Rang Phot, 26, told an interviewer in a refugee camp that she was jailed in 1977 for refusing to marry as ordered. She escaped from prison at Siem Reap when her guards fled the Vietnamese.

When she made her way to her village, she learned that the Pol Pot forces had warned they would return and kill anyone who had helped the Vietnamese.

She, like hundreds of other Khmer who have crossed into Thailand recently, chose not to take her chances on receiving protection from the Vietnamese.

Unlike Rang Phot, most had never been jailed. Non Loc, 76, for example, said he was asked by Pol Pot soldiers when they returned to his village to help persuade other villagers to come out of hiding and rejoin the commune. A big meeting was scheduled, he said.

He was frightened to be singled out and fearful of what would happen at the meeting. So he fled.

No one knows how much of Pol Pot's army survived the Vietnamese invasion. It took heavy casualties when it stood and fought near the eastern border last year. It had an estimated 80,000 members at its peak and informed guesses are that about 30,000 are left to fight the guerrilla war.

They have no chance of driving the better-armed, larger Vietnamese forces from Cambodia, but as one source put it: "Vietnam will have to bleed for a long time."

Even then Vietnam may never succeed in its effort to pacify Cambodia, although the French and American experience of Vietnamese persistence cautions against any prediction that they might quickly abandon their effort.

Gen.

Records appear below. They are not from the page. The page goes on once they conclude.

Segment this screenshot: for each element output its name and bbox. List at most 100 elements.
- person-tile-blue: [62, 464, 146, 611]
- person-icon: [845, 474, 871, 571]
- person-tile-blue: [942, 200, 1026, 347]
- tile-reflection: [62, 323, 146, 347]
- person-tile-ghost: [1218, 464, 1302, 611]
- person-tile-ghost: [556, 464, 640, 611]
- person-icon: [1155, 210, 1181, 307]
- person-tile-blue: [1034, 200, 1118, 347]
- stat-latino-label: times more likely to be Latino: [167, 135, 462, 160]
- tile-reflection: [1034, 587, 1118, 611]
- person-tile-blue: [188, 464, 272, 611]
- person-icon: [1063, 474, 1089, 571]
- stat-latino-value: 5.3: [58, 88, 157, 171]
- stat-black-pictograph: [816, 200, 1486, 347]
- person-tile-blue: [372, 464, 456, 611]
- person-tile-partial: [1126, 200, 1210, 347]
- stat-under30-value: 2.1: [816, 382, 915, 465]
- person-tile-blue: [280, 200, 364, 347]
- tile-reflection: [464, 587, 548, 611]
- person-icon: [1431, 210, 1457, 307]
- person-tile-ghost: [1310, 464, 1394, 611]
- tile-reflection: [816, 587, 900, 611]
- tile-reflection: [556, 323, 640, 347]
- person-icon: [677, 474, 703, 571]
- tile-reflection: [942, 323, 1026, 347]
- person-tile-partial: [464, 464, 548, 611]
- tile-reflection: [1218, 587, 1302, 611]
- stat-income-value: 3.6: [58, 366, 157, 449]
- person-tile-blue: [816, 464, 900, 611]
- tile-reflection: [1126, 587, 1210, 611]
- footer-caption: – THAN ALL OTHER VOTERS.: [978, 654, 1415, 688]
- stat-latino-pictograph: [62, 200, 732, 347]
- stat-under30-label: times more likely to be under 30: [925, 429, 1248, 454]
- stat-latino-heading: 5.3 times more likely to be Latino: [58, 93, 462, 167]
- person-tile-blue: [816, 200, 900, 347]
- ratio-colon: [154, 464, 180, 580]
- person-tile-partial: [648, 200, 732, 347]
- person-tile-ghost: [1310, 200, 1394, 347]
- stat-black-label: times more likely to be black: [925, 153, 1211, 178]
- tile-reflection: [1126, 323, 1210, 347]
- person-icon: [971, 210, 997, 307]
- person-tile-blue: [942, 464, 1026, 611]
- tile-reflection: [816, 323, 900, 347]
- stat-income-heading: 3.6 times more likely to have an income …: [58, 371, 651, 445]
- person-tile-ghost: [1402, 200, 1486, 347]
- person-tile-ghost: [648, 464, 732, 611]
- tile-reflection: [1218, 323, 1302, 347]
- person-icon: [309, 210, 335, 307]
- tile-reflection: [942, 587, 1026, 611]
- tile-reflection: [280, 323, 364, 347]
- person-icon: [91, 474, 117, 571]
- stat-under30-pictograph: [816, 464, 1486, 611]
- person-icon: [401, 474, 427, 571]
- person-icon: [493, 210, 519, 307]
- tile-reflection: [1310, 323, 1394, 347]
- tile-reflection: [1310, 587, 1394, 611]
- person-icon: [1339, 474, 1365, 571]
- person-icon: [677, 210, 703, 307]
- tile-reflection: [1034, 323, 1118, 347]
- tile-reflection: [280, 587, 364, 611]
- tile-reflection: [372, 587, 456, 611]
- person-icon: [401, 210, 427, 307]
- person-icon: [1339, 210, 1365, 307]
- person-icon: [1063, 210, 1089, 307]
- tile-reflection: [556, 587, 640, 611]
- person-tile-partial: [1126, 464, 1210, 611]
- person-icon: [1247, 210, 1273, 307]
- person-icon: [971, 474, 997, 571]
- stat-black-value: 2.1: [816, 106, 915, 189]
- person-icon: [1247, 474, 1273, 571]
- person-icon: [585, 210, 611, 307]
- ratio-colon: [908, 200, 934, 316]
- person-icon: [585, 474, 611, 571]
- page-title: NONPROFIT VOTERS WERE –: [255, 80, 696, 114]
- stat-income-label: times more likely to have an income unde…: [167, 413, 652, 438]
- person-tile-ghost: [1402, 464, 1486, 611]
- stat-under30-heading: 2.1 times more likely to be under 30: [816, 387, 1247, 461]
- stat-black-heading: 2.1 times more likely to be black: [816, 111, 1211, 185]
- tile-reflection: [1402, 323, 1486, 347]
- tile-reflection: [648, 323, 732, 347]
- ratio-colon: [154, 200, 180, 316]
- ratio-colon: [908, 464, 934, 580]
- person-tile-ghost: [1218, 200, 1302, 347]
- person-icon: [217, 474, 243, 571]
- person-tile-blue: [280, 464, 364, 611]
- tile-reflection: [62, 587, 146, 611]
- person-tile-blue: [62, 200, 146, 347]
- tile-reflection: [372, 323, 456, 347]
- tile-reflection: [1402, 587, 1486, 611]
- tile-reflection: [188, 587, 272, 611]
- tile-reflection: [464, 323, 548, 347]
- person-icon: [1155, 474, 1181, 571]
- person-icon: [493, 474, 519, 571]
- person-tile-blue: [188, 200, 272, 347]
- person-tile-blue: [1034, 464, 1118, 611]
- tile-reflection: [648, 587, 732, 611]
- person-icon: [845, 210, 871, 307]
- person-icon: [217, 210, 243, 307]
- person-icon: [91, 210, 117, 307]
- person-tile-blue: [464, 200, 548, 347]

Van Tien Dung, who commanded the offensive that conquered Saigon in 1975, is believed to have led the invasion of Cambodia. He has written that taking Saigon was only the most extreme of several contingencies when the 1975 offensive was launched. Only when the speed and extent of South Vietnam's military collapse became evident did Saigon become the goal.

In Cambodia, once the Vietnamese army broke through near the Vietnam border, Pol Pot's forces seemed to disintegrate. Vietnamese troops raced through the country on main roads and took Phnom Penh in four days.

However, Pol Pot's troops were prepared. They did not fall back on cities -- which were largely emptied and never crucial to Pol Pot -- nor did their discipline fail.

As early as last summer, Pol Pot's defense minister spoke of fighting a guerrilla war. Food, arms and other supplies apparently were stockpiled in hiding places.